Ebola haemorrhagic fever (EHF) is marked by the sudden onset of intense weakness, fever, muscle pain, sore throat and headaches.
Victims’ symptoms include diarrhea, vomiting, multi-system organ failure, and internal and external bleeding. In its final stages, some patients bleed from their eyes, nose, ears, mouth or rectum.
READ MORE: What you need to know about Ebola
Ebola isn’t easily transmissible. It spreads from person to person by direct contact with blood, bodily fluids or the corpse of an infected person.
With rigorous safety measures in place, Forget is unsure of what may have happened to the two U.S. health workers who tested positive for the disease.
For starters, the doctors are dressed in heavy, protective gear: scrubs and rubber boots are worn under a full body Tyvek suit (waterproof and used by industrial workers who handle hazardous materials). Two layers of gloves cover the hands, and a Tyvek helmet, hat and goggles worn with a mask to filter air and protect the face. Finally, the doctors wear plastic aprons in case blood or other bodily fluids are splashed on them.

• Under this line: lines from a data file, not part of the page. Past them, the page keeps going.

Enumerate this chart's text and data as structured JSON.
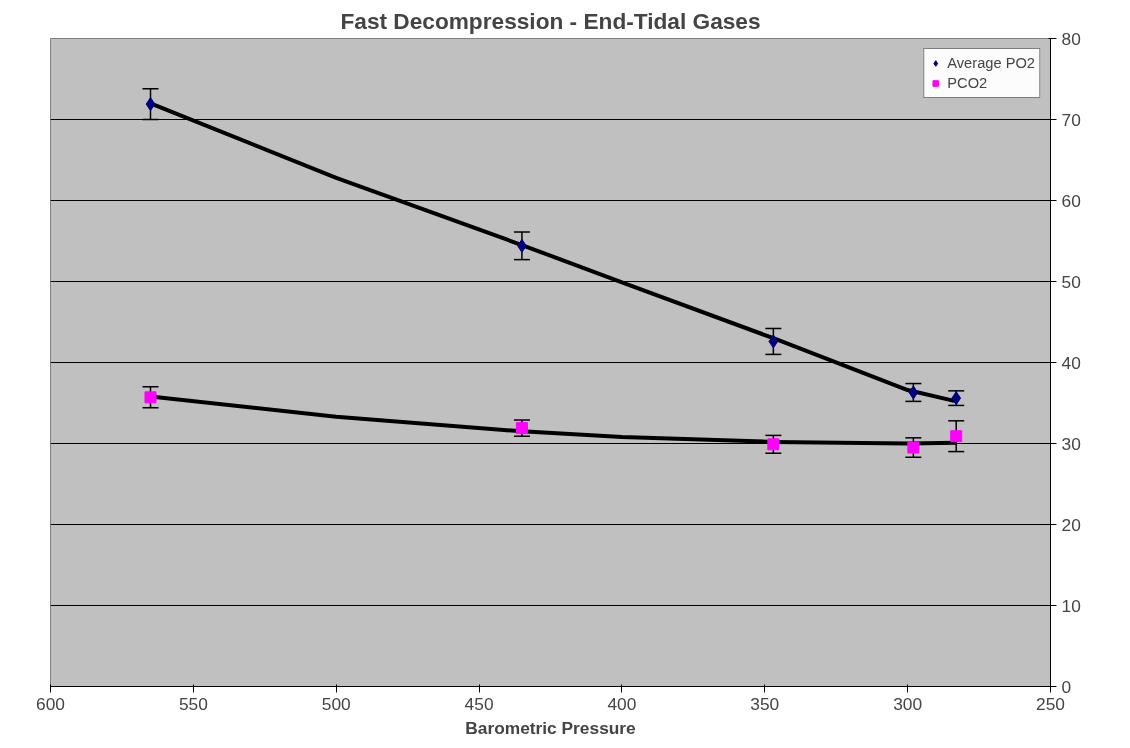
{
  "chart_data": {
    "type": "scatter",
    "title": "Fast Decompression - End-Tidal Gases",
    "xlabel": "Barometric Pressure",
    "x": [
      565,
      435,
      347,
      298,
      283
    ],
    "series": [
      {
        "name": "Average PO2",
        "color": "#000080",
        "marker": "diamond",
        "values": [
          71.9,
          54.4,
          42.6,
          36.3,
          35.6
        ],
        "errors": [
          1.9,
          1.7,
          1.6,
          1.1,
          0.9
        ]
      },
      {
        "name": "PCO2",
        "color": "#ff00ff",
        "marker": "square",
        "values": [
          35.7,
          31.9,
          29.9,
          29.5,
          30.9
        ],
        "errors": [
          1.3,
          1.0,
          1.1,
          1.2,
          1.9
        ]
      },
      {
        "type": "line",
        "color": "#000000",
        "x": [
          565,
          500,
          435,
          400,
          347,
          300,
          283
        ],
        "values": [
          72.0,
          62.8,
          54.5,
          49.9,
          43.0,
          36.6,
          35.2
        ]
      },
      {
        "type": "line",
        "color": "#000000",
        "x": [
          565,
          500,
          435,
          400,
          347,
          300,
          283
        ],
        "values": [
          35.8,
          33.3,
          31.5,
          30.8,
          30.2,
          30.0,
          30.1
        ]
      }
    ],
    "xlim": [
      600,
      250
    ],
    "xticks": [
      600,
      550,
      500,
      450,
      400,
      350,
      300,
      250
    ],
    "ylim": [
      0,
      80
    ],
    "yticks": [
      0,
      10,
      20,
      30,
      40,
      50,
      60,
      70,
      80
    ],
    "grid": "y",
    "legend": "top right"
  }
}
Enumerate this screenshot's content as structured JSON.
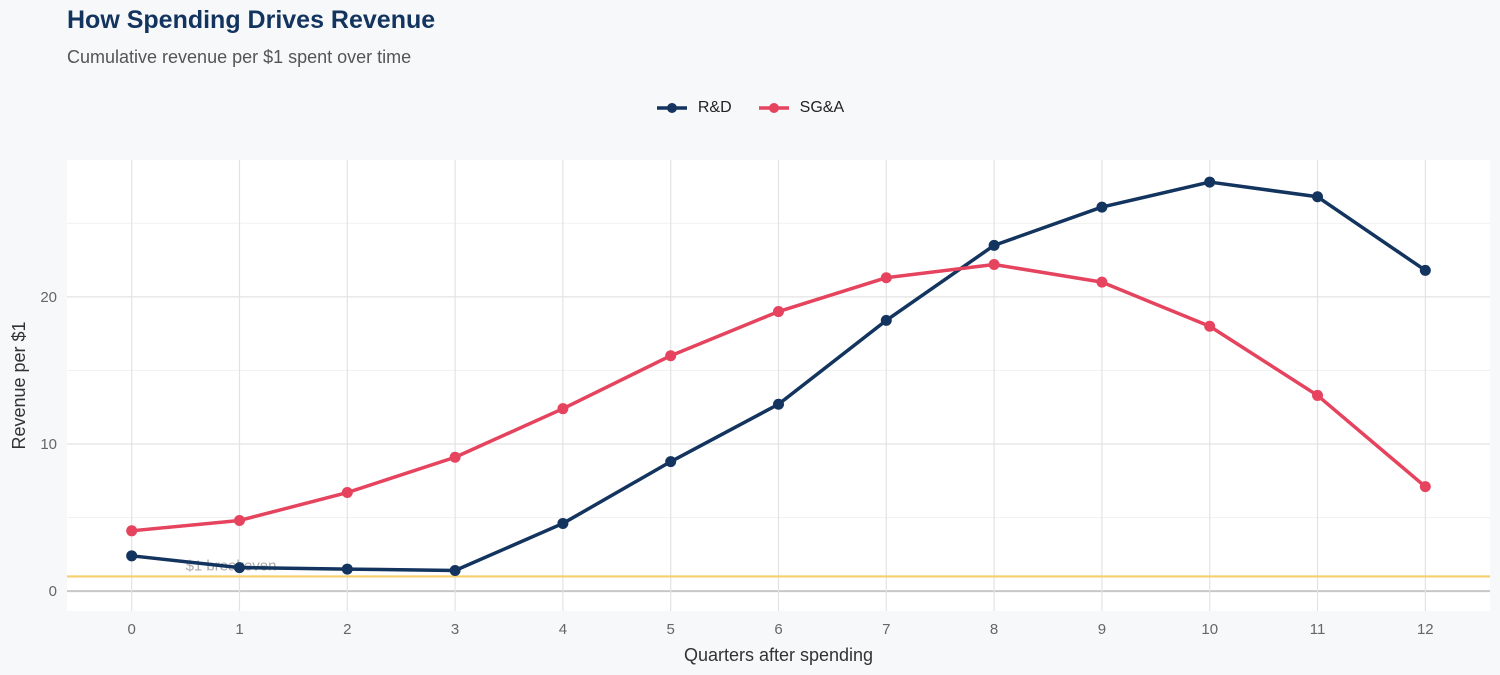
{
  "chart_data": {
    "type": "line",
    "title": "How Spending Drives Revenue",
    "subtitle": "Cumulative revenue per $1 spent over time",
    "xlabel": "Quarters after spending",
    "ylabel": "Revenue per $1",
    "x": [
      0,
      1,
      2,
      3,
      4,
      5,
      6,
      7,
      8,
      9,
      10,
      11,
      12
    ],
    "xlim": [
      -0.6,
      12.6
    ],
    "ylim": [
      -1.35,
      29.3
    ],
    "yticks": [
      0,
      10,
      20
    ],
    "grid": true,
    "legend_position": "top",
    "series": [
      {
        "name": "R&D",
        "color": "#12345e",
        "values": [
          2.4,
          1.6,
          1.5,
          1.4,
          4.6,
          8.8,
          12.7,
          18.4,
          23.5,
          26.1,
          27.8,
          26.8,
          21.8
        ]
      },
      {
        "name": "SG&A",
        "color": "#e5435e",
        "values": [
          4.1,
          4.8,
          6.7,
          9.1,
          12.4,
          16.0,
          19.0,
          21.3,
          22.2,
          21.0,
          18.0,
          13.3,
          7.1
        ]
      }
    ],
    "reference_line": {
      "y": 1,
      "label": "$1 breakeven",
      "color": "#f5cf6b"
    }
  }
}
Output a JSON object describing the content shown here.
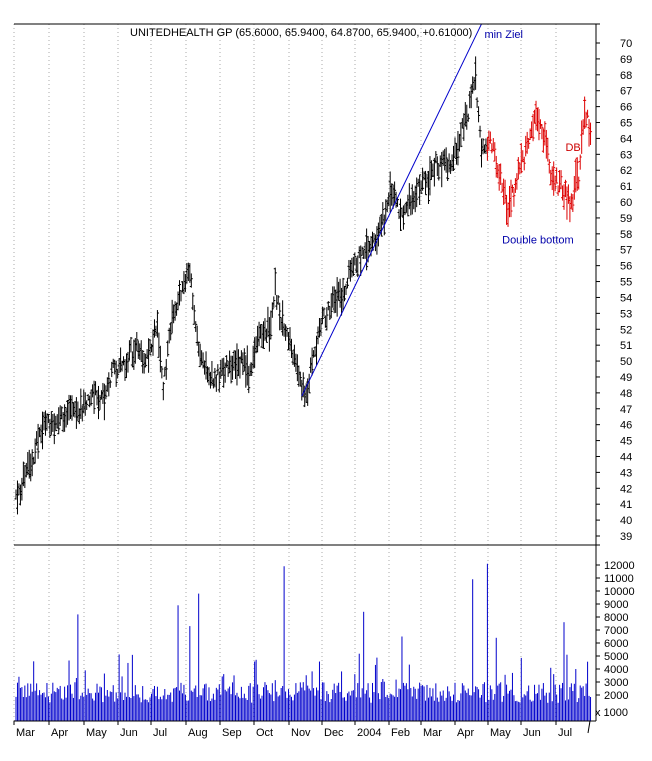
{
  "chart_data": {
    "type": "ohlc",
    "title": "UNITEDHEALTH GP (65.6000, 65.9400, 64.8700, 65.9400, +0.61000)",
    "price_axis": {
      "min": 39,
      "max": 70,
      "ticks": [
        39,
        40,
        41,
        42,
        43,
        44,
        45,
        46,
        47,
        48,
        49,
        50,
        51,
        52,
        53,
        54,
        55,
        56,
        57,
        58,
        59,
        60,
        61,
        62,
        63,
        64,
        65,
        66,
        67,
        68,
        69,
        70
      ]
    },
    "volume_axis": {
      "min": 0,
      "max": 12500,
      "ticks": [
        2000,
        3000,
        4000,
        5000,
        6000,
        7000,
        8000,
        9000,
        10000,
        11000,
        12000
      ],
      "unit_label": "x 1000"
    },
    "months": [
      "Mar",
      "Apr",
      "May",
      "Jun",
      "Jul",
      "Aug",
      "Sep",
      "Oct",
      "Nov",
      "Dec",
      "2004",
      "Feb",
      "Mar",
      "Apr",
      "May",
      "Jun",
      "Jul"
    ],
    "price_anchors": [
      [
        0,
        41.6
      ],
      [
        8,
        43.0
      ],
      [
        15,
        45.0
      ],
      [
        22,
        46.2
      ],
      [
        30,
        46.5
      ],
      [
        38,
        46.8
      ],
      [
        45,
        46.8
      ],
      [
        52,
        48.0
      ],
      [
        58,
        47.5
      ],
      [
        66,
        49.5
      ],
      [
        74,
        50.0
      ],
      [
        82,
        51.0
      ],
      [
        88,
        50.0
      ],
      [
        96,
        52.2
      ],
      [
        100,
        48.5
      ],
      [
        106,
        52.5
      ],
      [
        112,
        54.0
      ],
      [
        118,
        55.5
      ],
      [
        122,
        52.0
      ],
      [
        128,
        49.5
      ],
      [
        134,
        49.0
      ],
      [
        142,
        49.5
      ],
      [
        150,
        50.2
      ],
      [
        158,
        49.3
      ],
      [
        166,
        51.5
      ],
      [
        172,
        52.0
      ],
      [
        176,
        54.5
      ],
      [
        182,
        52.0
      ],
      [
        188,
        50.5
      ],
      [
        194,
        48.0
      ],
      [
        198,
        48.3
      ],
      [
        206,
        52.0
      ],
      [
        214,
        53.5
      ],
      [
        222,
        54.5
      ],
      [
        230,
        56.0
      ],
      [
        238,
        57.0
      ],
      [
        246,
        58.0
      ],
      [
        254,
        60.5
      ],
      [
        262,
        59.0
      ],
      [
        270,
        60.5
      ],
      [
        278,
        61.5
      ],
      [
        286,
        62.5
      ],
      [
        294,
        62.5
      ],
      [
        300,
        63.5
      ],
      [
        308,
        66.0
      ],
      [
        312,
        68.0
      ],
      [
        316,
        63.0
      ],
      [
        322,
        64.0
      ],
      [
        328,
        62.0
      ],
      [
        334,
        59.5
      ],
      [
        340,
        61.5
      ],
      [
        346,
        63.0
      ],
      [
        352,
        65.5
      ],
      [
        358,
        64.5
      ],
      [
        364,
        61.5
      ],
      [
        370,
        61.0
      ],
      [
        376,
        60.0
      ],
      [
        382,
        61.5
      ],
      [
        386,
        65.8
      ],
      [
        390,
        64.5
      ]
    ],
    "red_from_index": 320,
    "trendline": {
      "start": {
        "index": 194,
        "price": 47.8
      },
      "end": {
        "index": 316,
        "price": 71.2
      }
    },
    "annotations": [
      {
        "text": "min Ziel",
        "index": 318,
        "price": 70.3,
        "color": "#0000aa"
      },
      {
        "text": "Double bottom",
        "index": 330,
        "price": 57.4,
        "color": "#0000aa"
      },
      {
        "text": "DB",
        "index": 373,
        "price": 63.2,
        "color": "#cc0000"
      }
    ],
    "volume_seed": 7,
    "volume_spikes": [
      {
        "index": 42,
        "value": 8200
      },
      {
        "index": 110,
        "value": 8900
      },
      {
        "index": 124,
        "value": 9800
      },
      {
        "index": 118,
        "value": 7300
      },
      {
        "index": 182,
        "value": 11900
      },
      {
        "index": 236,
        "value": 8400
      },
      {
        "index": 262,
        "value": 6500
      },
      {
        "index": 310,
        "value": 10900
      },
      {
        "index": 320,
        "value": 12100
      },
      {
        "index": 326,
        "value": 6400
      },
      {
        "index": 372,
        "value": 7600
      },
      {
        "index": 374,
        "value": 5100
      }
    ],
    "grid": true,
    "colors": {
      "bars": "#000000",
      "red_bars": "#dd0000",
      "volume": "#0000cc",
      "trendline": "#0000cc",
      "grid": "#aaaaaa"
    }
  }
}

The MSF doctors work in a buddy system at all times. They check to make sure no part of the skin is exposed before heading into clinic.
Clinics are also organized so that suspected, highly probable and confirmed cases are in three different regions. The doctors make their rounds on a route and they can’t backtrack – if they want to get to a certain section, they have to walk the entire circuit.
Because the protective gear is so heavy and they’re working in extreme conditions – think, 35 C – the aid workers can only stay in the clinic for about 1.5 hours at a time. Thermometers worn inside their suits record temperatures as high as 48 to 50 C.
“It’s like wearing your own sauna,” Forget said. But these past few weeks are a distinct reminder to aid workers in West Africa that precautions are necessary.
“It’s a constant concern. We’re always thinking about possible contamination. I was very cautious and vigilance was very high,” Forget said.
He’s pretty sure the fight against the outbreak will continue for months. When asked what MSF and other organizations need to turn the situation around, Forget said it’s more people on the ground.
The aid workers are trying to cover ground with community outreach, education and training local doctors. In one case, his colleague persuaded a village to show the doctors where sick locals were. There might have been 200 people in the village – slowly, the doctors brought patients to treatment. About 50 patients were helped and 26 died.
Forget isn’t worried about the disease spreading in the same way in Canada.
“Our public health system here, and the type of surveillance we do is so good that I wouldn’t see an epidemic of that magnitude,” Forget said.
“We could have a case but the contact would be traced quickly, people would be isolated and that’s the end of the story,” he said.
“There’s very little likelihood someone will come into contact with a sick person and jettison off somewhere because the people who do come into contact with those infected are family members and health care workers,” Canadian microbiologist and author Jason Tetro told Global News last month. Sick patients, right now, also tend to be in rural areas of Africa where locals aren’t typically hopping onto planes for travel.
Even if a case made its way overseas, Canadian health officials have the safeguards in place to protect the public. Post-SARS, protocol for nurses, doctors and paramedics changed dramatically and surveillance is now in place brokering intelligence on rising diseases that could pose a threat.
Patients are now screened for a fever, cough or trouble breathing. They’re asked a critical, telling question: have they recently returned from another country? Frontline health care workers assessing them don masks, gowns, gloves and any other equipment that acts as a safeguard.
Hospitals have better ventilation, single rooms, and plexiglass walls act as a barrier between emergency room front desks and sick patients.